In addition, I admit that I am still confused as to why function inversion is necessary in your formulation; no such inversion is necessary in other formulations of AD that I have seen (e.g. compare your rule for function composition to Elliott's). Since functions are not automatically invertible, this would seem to be a major sticking point, and I think it warrants further discussion.

评论

Thanks for the further comments. I think we're aligned on the form of "point free" programming. On the comment about the connections to Elliott's work, we indeed drew a connection in the related work section,

"There are a number of works that studies AD in the context of higher-order functionals (Pearlmutter & Siskind, 2008; Elliott, 2018; Shaikhha et al., 2019; Wang et al., 2019; Huot et al., 2020; Sherman et al., 2021). They mainly focus on how AD can be implemented more efficiently and in a compositional manner when the code contains high-order functional transformations, which is related to but distinct from our work."

In short, we believe they are related but distinct topics, let me explain why using the composition operator.

As you mentioned we can describe ff in lambda calculus f = lambda x: ..., where x is a point in the domain of f. In the same vein, we can describe the \circ as =lambda;f,g:fg\circ=\text{lambda}\\;f,g: f\circ g, where ff is a point in the domain of \circ. In the paper, we call \circ an operator, or higher order function. Here let's be more specific and call ff a first order function and \circ a second order function, where the inputs to the second order function are first order functions. I believe in the context of your discussion, point free is relative to the first order function, because xx never appears, but it is not point free to the second order \circ because ff and gg are its points.

Now let's expand on the distinction from Elliott's work, let's use D(f)(x)D(f)(x) to denote differentiating ff at the point xx. In short, Elliott's studies D(fg)(x)D(f\circ g)(x) while ours studies D()(f)D(\circ)(f).

  • Elliott's work studies how to perform AD for first order function more efficiently when your program has second order functions. Concretely in the example of composition, how to calculate D(fg)(x)D(f \circ g)(x). As you mentioned, although we can naively trace fgf\circ g, it would be more efficient if we know the algebraic relation D(fg)(x)=D(f)(g(x))D(g)(x)D(f\circ g)(x) = D(f)(g(x))\circ D(g)(x) (Theorem 1 in Elliott's).

  • Our work studies how to perform AD for second order function in the sense of variational calculus.
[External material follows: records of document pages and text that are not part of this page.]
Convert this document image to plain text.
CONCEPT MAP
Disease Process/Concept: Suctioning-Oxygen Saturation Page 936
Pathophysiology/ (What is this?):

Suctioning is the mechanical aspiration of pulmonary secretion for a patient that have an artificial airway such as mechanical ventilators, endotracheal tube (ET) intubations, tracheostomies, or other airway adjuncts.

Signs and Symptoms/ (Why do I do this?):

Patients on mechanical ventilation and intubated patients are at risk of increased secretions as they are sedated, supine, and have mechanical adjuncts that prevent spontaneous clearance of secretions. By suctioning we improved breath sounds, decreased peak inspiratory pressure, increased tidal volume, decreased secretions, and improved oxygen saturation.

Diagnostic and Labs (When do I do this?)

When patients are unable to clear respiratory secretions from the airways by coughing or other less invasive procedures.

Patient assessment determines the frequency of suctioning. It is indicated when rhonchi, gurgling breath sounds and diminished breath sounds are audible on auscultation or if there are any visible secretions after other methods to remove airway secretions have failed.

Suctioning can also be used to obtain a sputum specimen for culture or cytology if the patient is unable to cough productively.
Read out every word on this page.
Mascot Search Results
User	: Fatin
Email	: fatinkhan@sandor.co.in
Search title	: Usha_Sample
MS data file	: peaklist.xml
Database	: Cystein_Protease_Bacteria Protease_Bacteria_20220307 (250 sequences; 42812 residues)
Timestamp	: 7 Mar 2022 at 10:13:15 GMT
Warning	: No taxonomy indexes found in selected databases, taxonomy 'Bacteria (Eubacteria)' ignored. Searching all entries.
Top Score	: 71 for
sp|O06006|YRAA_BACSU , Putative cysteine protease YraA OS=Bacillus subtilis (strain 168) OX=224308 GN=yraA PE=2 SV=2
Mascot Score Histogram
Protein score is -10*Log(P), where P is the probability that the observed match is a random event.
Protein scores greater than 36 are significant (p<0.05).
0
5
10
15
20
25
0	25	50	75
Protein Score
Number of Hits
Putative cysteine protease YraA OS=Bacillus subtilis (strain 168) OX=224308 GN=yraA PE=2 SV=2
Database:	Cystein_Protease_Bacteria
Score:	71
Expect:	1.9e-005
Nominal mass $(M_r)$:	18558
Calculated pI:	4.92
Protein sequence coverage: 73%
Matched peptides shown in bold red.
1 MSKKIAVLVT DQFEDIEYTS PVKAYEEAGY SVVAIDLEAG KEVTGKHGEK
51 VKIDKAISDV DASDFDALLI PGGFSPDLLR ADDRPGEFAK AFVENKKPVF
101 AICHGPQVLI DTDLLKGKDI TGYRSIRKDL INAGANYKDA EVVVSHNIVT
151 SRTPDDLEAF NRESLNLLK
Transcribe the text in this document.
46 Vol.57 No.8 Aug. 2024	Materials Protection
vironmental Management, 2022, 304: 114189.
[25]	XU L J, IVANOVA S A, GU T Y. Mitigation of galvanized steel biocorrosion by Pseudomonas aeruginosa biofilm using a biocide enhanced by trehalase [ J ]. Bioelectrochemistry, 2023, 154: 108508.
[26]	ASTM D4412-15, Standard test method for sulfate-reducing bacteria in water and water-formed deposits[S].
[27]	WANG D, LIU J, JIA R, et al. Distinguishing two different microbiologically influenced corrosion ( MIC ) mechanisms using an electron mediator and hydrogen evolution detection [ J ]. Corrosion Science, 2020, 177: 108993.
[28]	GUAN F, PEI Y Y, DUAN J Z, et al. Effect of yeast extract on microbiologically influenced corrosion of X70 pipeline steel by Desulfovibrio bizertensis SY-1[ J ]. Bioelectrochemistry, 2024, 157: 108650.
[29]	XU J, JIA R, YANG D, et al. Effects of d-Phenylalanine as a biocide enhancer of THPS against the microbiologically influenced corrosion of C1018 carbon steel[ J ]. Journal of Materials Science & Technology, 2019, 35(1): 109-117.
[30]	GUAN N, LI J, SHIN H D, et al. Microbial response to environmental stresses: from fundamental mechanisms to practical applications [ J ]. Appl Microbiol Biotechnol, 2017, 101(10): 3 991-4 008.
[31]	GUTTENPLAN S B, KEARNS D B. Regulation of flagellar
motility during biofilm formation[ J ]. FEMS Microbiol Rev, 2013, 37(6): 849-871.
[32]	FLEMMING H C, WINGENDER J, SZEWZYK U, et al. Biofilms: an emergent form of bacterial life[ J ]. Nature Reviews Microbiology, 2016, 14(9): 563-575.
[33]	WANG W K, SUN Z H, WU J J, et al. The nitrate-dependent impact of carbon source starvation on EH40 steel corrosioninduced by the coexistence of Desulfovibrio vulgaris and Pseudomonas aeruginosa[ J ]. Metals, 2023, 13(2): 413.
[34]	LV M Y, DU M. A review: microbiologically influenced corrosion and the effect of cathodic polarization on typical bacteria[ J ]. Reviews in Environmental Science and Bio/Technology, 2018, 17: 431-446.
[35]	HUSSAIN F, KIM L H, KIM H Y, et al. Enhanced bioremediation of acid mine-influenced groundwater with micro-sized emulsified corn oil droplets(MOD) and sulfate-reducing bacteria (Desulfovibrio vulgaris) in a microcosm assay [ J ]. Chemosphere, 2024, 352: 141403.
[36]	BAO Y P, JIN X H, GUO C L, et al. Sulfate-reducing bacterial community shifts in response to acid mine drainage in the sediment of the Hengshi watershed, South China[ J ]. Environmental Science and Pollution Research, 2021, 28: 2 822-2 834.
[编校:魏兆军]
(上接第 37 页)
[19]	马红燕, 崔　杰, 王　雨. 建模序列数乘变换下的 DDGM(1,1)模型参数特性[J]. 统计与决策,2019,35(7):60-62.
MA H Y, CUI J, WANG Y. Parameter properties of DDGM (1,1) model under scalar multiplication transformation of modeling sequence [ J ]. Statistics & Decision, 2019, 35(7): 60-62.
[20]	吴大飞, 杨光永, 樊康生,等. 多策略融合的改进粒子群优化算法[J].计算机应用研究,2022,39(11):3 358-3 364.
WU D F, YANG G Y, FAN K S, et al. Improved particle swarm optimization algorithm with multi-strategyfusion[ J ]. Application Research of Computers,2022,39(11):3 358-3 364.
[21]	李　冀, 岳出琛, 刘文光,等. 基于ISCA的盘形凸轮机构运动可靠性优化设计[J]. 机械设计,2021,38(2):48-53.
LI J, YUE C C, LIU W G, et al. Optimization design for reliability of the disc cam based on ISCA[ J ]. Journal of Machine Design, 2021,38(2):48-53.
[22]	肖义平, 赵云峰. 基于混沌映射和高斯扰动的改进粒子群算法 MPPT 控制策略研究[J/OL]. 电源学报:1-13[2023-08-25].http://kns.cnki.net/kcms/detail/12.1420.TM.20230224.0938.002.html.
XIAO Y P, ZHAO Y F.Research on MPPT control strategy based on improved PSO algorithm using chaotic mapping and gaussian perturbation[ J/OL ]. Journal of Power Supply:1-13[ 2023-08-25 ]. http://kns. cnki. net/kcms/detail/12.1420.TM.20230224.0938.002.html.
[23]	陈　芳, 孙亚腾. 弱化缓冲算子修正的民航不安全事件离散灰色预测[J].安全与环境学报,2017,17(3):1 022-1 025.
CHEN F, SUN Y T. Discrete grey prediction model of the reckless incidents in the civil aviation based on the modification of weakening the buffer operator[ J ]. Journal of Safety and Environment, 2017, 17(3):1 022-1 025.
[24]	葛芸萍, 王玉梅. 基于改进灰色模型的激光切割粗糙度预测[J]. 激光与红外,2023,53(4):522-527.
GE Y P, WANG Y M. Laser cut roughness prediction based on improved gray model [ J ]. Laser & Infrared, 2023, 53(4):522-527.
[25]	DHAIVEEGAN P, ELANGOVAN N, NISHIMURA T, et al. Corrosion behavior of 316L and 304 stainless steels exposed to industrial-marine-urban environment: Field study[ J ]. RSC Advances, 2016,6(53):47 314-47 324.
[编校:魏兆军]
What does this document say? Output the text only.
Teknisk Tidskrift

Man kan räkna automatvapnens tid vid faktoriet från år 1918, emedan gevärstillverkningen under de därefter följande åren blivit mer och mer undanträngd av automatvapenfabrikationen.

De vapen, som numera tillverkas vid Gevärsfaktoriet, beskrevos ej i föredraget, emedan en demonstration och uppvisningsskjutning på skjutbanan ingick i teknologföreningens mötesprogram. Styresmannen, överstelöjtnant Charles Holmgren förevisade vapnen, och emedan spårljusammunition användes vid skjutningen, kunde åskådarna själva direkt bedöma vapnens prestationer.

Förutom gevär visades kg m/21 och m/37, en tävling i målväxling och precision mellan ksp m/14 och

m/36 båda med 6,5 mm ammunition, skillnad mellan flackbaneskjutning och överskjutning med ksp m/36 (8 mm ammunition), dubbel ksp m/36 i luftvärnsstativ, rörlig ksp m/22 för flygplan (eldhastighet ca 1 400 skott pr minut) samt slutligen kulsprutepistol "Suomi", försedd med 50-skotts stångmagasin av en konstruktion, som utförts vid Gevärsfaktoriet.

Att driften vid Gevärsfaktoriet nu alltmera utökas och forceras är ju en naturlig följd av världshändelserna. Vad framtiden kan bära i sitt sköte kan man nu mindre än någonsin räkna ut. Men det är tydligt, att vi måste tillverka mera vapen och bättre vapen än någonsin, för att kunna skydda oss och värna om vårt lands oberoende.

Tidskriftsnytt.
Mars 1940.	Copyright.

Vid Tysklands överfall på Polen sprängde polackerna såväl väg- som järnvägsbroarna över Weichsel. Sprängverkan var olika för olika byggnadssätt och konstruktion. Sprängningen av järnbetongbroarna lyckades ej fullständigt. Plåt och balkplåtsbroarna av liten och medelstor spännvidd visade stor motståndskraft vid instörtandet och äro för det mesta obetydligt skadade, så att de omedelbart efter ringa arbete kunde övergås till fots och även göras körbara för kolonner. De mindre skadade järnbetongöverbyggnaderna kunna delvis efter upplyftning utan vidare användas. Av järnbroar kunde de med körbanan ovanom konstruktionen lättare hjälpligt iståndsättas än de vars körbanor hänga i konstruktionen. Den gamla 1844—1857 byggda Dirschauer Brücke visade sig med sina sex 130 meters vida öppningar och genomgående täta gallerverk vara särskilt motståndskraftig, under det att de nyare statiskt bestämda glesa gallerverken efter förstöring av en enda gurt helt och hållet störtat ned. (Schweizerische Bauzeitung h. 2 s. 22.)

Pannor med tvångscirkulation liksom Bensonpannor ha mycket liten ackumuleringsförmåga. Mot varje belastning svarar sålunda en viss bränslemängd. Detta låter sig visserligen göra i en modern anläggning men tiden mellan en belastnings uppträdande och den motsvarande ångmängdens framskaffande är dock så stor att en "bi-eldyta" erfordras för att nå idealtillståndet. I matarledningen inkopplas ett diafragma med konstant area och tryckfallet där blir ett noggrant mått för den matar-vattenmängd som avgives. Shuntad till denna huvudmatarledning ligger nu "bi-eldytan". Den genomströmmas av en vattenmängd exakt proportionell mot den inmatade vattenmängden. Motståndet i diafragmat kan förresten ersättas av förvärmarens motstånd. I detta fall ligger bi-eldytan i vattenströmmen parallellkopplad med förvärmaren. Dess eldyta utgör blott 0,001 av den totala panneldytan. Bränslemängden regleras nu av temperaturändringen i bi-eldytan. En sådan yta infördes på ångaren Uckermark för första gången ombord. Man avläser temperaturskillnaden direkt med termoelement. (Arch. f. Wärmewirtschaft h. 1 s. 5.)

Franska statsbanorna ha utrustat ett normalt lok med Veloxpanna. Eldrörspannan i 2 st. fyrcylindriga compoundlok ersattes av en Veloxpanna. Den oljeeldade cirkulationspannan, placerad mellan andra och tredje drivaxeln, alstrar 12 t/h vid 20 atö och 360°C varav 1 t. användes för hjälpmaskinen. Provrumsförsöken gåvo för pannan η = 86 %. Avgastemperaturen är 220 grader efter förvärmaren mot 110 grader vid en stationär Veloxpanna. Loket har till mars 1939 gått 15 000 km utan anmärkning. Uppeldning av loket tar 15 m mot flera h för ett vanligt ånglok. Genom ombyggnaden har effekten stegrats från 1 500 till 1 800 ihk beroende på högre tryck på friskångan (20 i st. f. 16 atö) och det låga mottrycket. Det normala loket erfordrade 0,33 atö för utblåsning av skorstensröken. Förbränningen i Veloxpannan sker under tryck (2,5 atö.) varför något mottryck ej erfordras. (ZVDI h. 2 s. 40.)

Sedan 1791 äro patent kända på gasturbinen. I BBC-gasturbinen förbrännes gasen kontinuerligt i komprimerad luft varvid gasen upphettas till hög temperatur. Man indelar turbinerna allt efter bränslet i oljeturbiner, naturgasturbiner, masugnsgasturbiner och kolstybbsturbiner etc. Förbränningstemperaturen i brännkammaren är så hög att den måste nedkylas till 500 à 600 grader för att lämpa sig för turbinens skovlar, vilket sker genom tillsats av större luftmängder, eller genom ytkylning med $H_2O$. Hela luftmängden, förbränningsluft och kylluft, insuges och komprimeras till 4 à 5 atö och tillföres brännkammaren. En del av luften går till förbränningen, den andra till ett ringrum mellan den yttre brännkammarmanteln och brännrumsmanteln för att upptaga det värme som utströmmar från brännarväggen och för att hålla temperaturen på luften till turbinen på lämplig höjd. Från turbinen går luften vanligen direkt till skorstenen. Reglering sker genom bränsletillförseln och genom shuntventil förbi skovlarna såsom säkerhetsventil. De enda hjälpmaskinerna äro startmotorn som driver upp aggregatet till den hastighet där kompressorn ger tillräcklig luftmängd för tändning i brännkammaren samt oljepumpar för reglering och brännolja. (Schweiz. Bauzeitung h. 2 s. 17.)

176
Again in the composition example, we study how D()(f)D(\circ)(f) and D()(g)D(\circ)(g) can be computed automatically. Let's call it Automatic Functional Differentiation (AFD) instead of AD.

To this point, I hope it is clear how AFD can be implemented using the same mechanism in JAX, as one can find the resemblance between D()(f)D(\circ)(f) and D(f)(x)D(f)(x). More specifically, in python AFD does the following

def F(f, g):
  return integrate(compose(f, g))
dFdf = jax.grad(F, argnums=0)(f, g)

Although the line integrate(compose(f, g)) is point free in your definition because there is no x fed to f or g, it is not point free for the second order function F. Appendix A provides more example on how we implement an operator in python, again the code is point free in first order, but not point free in second order.

评论

Completeness of primitives

We explained what we meant by completeness in 4.3

We can inspect whether these rules forms a closed set by examining whether the right hand side of the rules (7) to (18) can be implemented with these primitives themselves.

Namely, because the JVP and transpose rules of operator A could depend operator B, we checked and implemented a closed set such that any operator in the set only depend on the other operators in this set. We didn't mean that the set of operators we introduced in the paper is complete to implement any functionals. For example, the functional fmaxxf(x)f\mapsto\max_x f(x) would be nontrivial to implement and differentiate, and can't be expressed with the operator primitives we introduced.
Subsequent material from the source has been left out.